Het ‘mooi weer’-scenario is minder belangrijk voor de keuze of we de pensioenen wel of niet verhogen. Bij 'mooi weer' gaat iedereen erop vooruit.

Grafieken effect van de verhoging per 1 januari 2023
De onderstaande grafiek toont het effect van de verhoging per 1 januari 2023 op de pensioenuitkeringen en de vermogens op het moment van overgang naar het vernieuwde stelsel. In de grafiek zijn de effecten afgezet tegen de leeftijd. Dit is een verwachting op basis van wat we nu weten. Het precieze effect is afhankelijk van de economische ontwikkelingen tot het moment waarop we overgaan naar het vernieuwde pensioenstelsel.

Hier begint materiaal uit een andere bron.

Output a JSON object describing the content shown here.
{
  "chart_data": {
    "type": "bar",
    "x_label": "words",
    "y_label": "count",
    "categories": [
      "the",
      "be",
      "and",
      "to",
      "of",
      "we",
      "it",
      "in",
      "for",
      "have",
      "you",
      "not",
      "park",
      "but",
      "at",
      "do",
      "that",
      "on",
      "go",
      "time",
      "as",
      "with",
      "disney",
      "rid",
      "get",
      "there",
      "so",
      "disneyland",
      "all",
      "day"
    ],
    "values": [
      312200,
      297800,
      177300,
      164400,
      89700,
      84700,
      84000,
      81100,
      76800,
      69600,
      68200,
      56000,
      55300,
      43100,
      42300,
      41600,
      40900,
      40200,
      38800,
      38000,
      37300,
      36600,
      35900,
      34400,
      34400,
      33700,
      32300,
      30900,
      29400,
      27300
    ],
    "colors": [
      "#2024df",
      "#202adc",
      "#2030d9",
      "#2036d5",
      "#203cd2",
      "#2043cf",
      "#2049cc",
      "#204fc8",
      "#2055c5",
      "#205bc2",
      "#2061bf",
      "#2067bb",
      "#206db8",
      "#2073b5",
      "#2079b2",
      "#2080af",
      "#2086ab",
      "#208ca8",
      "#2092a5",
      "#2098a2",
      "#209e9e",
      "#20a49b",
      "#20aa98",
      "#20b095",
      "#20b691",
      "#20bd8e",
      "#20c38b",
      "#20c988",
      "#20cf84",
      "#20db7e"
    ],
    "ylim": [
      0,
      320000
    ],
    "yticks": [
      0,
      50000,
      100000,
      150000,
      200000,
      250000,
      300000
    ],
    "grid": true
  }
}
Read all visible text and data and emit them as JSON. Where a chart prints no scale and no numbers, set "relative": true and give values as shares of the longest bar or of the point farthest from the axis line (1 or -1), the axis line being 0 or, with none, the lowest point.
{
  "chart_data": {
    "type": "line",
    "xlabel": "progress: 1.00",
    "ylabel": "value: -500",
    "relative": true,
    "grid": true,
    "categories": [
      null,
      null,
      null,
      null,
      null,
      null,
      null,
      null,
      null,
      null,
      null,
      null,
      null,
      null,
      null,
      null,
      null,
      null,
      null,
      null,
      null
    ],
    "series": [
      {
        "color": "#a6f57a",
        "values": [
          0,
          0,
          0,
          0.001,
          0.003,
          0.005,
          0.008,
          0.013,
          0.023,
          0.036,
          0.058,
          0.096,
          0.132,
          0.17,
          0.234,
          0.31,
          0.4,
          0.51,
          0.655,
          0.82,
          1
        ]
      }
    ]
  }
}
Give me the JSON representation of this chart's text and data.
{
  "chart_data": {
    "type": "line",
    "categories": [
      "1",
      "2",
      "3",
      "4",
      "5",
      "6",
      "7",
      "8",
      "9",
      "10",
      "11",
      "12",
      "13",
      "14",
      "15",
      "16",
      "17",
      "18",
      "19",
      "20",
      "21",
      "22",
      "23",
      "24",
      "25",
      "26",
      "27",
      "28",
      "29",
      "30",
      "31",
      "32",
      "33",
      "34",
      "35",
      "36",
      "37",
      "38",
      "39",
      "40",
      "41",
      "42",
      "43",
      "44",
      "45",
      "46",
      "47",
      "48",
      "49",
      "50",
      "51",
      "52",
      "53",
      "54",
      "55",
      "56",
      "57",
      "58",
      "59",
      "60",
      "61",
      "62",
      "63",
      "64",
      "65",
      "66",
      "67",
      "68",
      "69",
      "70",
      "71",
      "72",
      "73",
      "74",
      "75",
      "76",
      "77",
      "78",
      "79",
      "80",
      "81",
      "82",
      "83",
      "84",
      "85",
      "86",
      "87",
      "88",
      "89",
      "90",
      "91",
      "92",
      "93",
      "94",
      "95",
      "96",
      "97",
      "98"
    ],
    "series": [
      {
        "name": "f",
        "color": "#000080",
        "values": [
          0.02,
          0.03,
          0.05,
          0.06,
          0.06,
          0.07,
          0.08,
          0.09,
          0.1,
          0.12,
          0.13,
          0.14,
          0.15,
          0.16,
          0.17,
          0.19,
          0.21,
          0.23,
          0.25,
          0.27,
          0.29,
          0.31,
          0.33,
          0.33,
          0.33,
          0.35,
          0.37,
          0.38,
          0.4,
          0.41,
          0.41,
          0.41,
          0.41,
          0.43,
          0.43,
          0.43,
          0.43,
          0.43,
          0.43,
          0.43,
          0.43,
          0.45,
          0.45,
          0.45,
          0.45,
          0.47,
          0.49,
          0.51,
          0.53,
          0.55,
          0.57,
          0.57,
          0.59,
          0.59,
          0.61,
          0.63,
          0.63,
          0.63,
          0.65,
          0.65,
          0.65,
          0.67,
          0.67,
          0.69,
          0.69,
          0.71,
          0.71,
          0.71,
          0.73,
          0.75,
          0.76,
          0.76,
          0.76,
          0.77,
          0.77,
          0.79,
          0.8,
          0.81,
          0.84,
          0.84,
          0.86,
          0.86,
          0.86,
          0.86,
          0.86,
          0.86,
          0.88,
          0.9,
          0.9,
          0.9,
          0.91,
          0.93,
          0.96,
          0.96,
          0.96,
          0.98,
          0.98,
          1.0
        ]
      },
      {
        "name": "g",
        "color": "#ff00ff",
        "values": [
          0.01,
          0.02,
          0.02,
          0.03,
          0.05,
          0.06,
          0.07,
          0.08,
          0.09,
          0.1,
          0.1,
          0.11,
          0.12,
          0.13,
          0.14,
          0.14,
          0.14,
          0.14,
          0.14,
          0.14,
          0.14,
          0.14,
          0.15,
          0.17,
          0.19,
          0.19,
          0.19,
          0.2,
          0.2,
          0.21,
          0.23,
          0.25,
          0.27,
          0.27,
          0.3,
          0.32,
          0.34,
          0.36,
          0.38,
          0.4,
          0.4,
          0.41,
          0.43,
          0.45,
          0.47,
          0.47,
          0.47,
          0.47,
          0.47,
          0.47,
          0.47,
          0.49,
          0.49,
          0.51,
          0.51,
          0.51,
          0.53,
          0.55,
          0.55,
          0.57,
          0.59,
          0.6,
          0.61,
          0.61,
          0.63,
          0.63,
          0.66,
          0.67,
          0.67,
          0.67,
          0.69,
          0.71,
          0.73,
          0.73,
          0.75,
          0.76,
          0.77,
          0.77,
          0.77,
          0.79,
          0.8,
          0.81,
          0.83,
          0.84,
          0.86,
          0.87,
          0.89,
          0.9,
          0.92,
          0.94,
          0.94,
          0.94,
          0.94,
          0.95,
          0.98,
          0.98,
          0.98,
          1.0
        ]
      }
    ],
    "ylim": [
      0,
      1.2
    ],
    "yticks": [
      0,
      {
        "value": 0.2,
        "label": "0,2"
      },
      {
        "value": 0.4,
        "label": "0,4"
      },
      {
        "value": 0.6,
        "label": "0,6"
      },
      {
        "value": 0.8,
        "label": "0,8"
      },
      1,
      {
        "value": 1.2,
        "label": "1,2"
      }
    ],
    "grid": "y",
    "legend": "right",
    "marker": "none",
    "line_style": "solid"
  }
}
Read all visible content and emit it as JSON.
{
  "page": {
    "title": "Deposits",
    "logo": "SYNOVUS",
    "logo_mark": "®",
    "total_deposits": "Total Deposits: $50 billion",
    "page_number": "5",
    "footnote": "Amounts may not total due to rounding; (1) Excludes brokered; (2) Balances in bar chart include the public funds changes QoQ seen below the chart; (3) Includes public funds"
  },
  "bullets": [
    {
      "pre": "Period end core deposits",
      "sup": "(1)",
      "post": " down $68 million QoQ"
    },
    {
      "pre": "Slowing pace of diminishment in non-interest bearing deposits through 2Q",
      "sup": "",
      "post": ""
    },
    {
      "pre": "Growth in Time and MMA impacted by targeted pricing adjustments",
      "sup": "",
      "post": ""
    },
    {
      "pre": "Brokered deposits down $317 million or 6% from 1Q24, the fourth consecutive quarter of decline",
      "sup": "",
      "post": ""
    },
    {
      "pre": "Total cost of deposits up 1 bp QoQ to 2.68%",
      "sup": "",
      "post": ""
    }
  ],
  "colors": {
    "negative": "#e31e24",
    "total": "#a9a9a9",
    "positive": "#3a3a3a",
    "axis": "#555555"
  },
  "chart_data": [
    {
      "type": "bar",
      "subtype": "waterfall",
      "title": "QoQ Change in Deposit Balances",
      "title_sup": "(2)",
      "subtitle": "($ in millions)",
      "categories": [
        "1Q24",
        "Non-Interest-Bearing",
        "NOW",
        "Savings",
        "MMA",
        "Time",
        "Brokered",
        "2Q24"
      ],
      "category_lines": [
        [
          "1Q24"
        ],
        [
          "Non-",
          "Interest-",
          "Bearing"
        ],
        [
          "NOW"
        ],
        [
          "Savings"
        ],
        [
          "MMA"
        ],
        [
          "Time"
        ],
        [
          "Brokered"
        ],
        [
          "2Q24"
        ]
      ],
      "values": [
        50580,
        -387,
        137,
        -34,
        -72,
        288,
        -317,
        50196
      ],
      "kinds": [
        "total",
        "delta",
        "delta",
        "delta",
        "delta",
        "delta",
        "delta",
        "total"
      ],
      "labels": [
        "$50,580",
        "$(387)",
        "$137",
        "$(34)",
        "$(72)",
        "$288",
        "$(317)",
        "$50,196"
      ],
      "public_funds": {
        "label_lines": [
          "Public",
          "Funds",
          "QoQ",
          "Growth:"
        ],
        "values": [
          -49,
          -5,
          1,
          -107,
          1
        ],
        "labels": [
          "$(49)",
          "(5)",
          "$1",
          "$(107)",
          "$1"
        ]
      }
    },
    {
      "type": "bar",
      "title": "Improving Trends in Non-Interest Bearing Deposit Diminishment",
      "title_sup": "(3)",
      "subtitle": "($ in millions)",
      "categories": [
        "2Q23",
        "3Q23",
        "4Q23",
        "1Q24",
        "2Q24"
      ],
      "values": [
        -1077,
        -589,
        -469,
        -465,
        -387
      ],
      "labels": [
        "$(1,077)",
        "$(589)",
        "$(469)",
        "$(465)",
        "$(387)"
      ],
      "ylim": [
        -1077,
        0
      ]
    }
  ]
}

Grafiek kwalitatieve onderbouwing mediaan

Dit scenario laat een mediaan economisch scenario zien (50% van de scenario’s liggen hier dus onder, en 50% van de scenario’s liggen hier boven). Uit deze grafiek blijkt dat het voor de jongeren weinig uitmaakt en dat de ouderen of pensioengerechtigden profiteren van de verhoging.

Grafiek kwalitatieve onderbouwing slecht weer

Bovenstaand scenario laat een ongunstig economisch scenario ofwel 'slecht weer'-scenario zien. Het pensioen dat iemand naar verwachting krijgt als het lange tijd flink tegenzit is bij jongeren flink lager dan het pensioen in een mediaan scenario. Jongeren hebben in dit scenario immers te maken met veel jaren slecht weer. Wie ouder is, heeft al een groot deel van het pensioen opgebouwd en wordt minder geraakt door slecht weer in de toekomst. In deze grafiek is te zien dat het voor de jongeren weinig uitmaakt of de pensioenen verhoogd worden of niet. De verhoging nu weegt dan helaas niet op tegen het effect van veel jaren slecht weer. Bij ouderen en gepensioneerden maakt het wel uit.

De effecten zijn per 1 januari 2023 iets groter dan per 1 juli 2022. Dit komt door de iets hogere toeslag (3% versus 2,5%), de hogere startdekkingsgraad waarmee gerekend wordt en doordat er nu met andere DNB scenario’s gerekend moet worden. De DNB-scenario’s worden namelijk ieder kwartaal aangepast.

Het ‘mooi weer’-scenario is minder belangrijk voor de keuze of we de pensioenen wel of niet verhogen. Bij 'mooi weer' gaat iedereen erop vooruit.